Regierungsrat bestätigt bisherige Haltung zur Zivilaviatik auf dem Flugplatz Dübendorf

30.11.2017 - Medienmitteilung

Zurück zu Aktuell

Der Regierungsrat bestätigt seine bisherige Haltung zur Zivilaviatik auf dem Flugplatz Dübendorf. Aus einer Gesamtbetrachtung heraus erachtet er die vom Bund vorgesehene Öffnung des Flugplatzes Dübendorf für die Business Aviation als notwendig. Dies deckt sich mit der Haltung des Zürcher Kantonsrats. Der Regierungsrat erwartet vom Bund, dass die Interessen der drei Anrainergemeinden des Flugplatzes Dübendorf im SIL-Koordinationsprozess gebührend berücksichtigt werden. Es ist wichtig, dass alle beteiligten Akteure im Dialog bleiben.

Am 26. November 2017 haben die Stimmberechtigten der Gemeinden Dübendorf, Volketswil und Wangen-Brüttisellen dem von den drei Gemeinden entwickelten Alternativkonzept für die künftige Nutzung des Flugplatzes Dübendorf zugestimmt. Das Konzept sieht einen Flugbetrieb ohne Business Aviation und Sportfliegerei mit maximal 20‘000 Flugbewegungen und jährlichen Deckungsbeiträgen der Gemeinden vor.

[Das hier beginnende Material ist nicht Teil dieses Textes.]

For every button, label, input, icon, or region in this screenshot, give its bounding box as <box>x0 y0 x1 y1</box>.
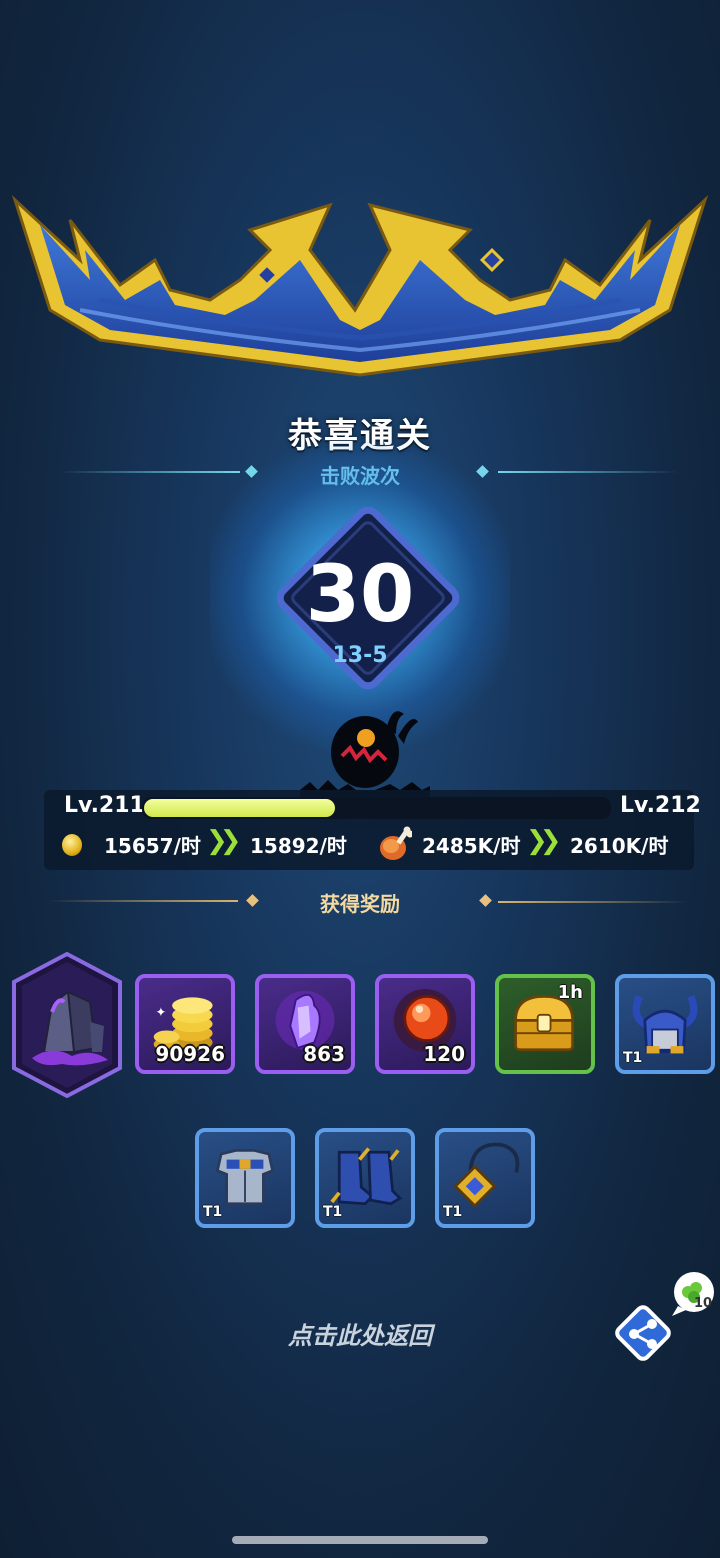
tier-tag: T1 <box>323 1204 343 1220</box>
xp-bar-fill <box>144 799 335 817</box>
gold-rate-next: 15892/时 <box>250 834 347 858</box>
share-button-icon[interactable] <box>612 1302 674 1364</box>
reward-item-helmet[interactable]: T1 <box>615 974 715 1074</box>
gold-rate-current: 15657/时 <box>104 834 201 858</box>
reward-item-chest[interactable]: 1h <box>495 974 595 1074</box>
reward-item-boots[interactable]: T1 <box>315 1128 415 1228</box>
next-level: Lv.212 <box>620 793 701 818</box>
gold-coin-icon <box>62 834 82 856</box>
bubble-count: 10 <box>694 1296 713 1311</box>
home-indicator[interactable] <box>232 1536 488 1544</box>
waves-count: 30 <box>305 550 415 640</box>
upgrade-arrow-icon: ❯❯ <box>526 826 561 856</box>
tier-tag: T1 <box>443 1204 463 1220</box>
rewards-divider-right <box>498 901 688 903</box>
food-rate-next: 2610K/时 <box>570 834 669 858</box>
monster-silhouette-icon <box>300 711 430 800</box>
xp-bar <box>142 797 611 819</box>
clover-bubble-icon <box>672 1272 714 1316</box>
reward-quantity: 863 <box>303 1042 345 1066</box>
dark-crystal-icon[interactable] <box>12 952 122 1098</box>
reward-quantity: 90926 <box>155 1042 225 1066</box>
stage-number: 13-5 <box>332 643 388 668</box>
meat-icon <box>380 826 412 860</box>
tier-tag: T1 <box>203 1204 223 1220</box>
current-level: Lv.211 <box>64 793 145 818</box>
svg-text:✦: ✦ <box>156 1006 167 1021</box>
upgrade-arrow-icon: ❯❯ <box>206 826 241 856</box>
food-rate-current: 2485K/时 <box>422 834 521 858</box>
reward-item-amulet[interactable]: T1 <box>435 1128 535 1228</box>
tier-tag: T1 <box>623 1050 643 1066</box>
reward-item-gem[interactable]: 863 <box>255 974 355 1074</box>
reward-timer-tag: 1h <box>557 982 583 1003</box>
reward-item-armor[interactable]: T1 <box>195 1128 295 1228</box>
reward-item-gold[interactable]: ✦ 90926 <box>135 974 235 1074</box>
crown-banner-icon <box>11 195 709 377</box>
divider-right <box>498 471 678 473</box>
reward-quantity: 120 <box>423 1042 465 1066</box>
reward-item-orb[interactable]: 120 <box>375 974 475 1074</box>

Der Regierungsrat hat im Januar 2017 Grundsatzentscheide zur künftigen Nutzung des Flugplatzes Dübendorf gefällt und Eckwerte für die kantonale Interessenvertretung im Sachplan-Koordinationsprozess festgelegt (RRB Nr. 37/2017). Gleichzeitig hat er die Volkswirtschaftsdirektion ermächtigt, das Dossier «Historischer Flugplatz mit Werkflügen» der Gemeinden Dübendorf, Wangen-Brüttisellen und Volketswil vom 1. Dezember 2016 beim Bund zuhanden des SIL-Koordinationsprozesses einzureichen. Der Bund hat das Gemeindekonzept geprüft und am 23. März 2017 entschieden, dass es nicht weiterverfolgt werden soll; der Militärflugplatz Dübendorf soll vielmehr – wie vom Bund bereits 2014 beschlossen – als ziviles Flugfeld mit Business Aviation betrieben werden. Der Bund hat sich jedoch bereit erklärt, im SIL-Koordinationsprozesses zusammen mit dem Kanton Zürich und den Standortgemeinden nach Möglichkeiten zu suchen, wie den jeweiligen Bedürfnissen und Anliegen Rechnung getragen werden kann. Diese Haltung hat er im Nachgang zur Abstimmung vom 26. November 2017 bekräftigt.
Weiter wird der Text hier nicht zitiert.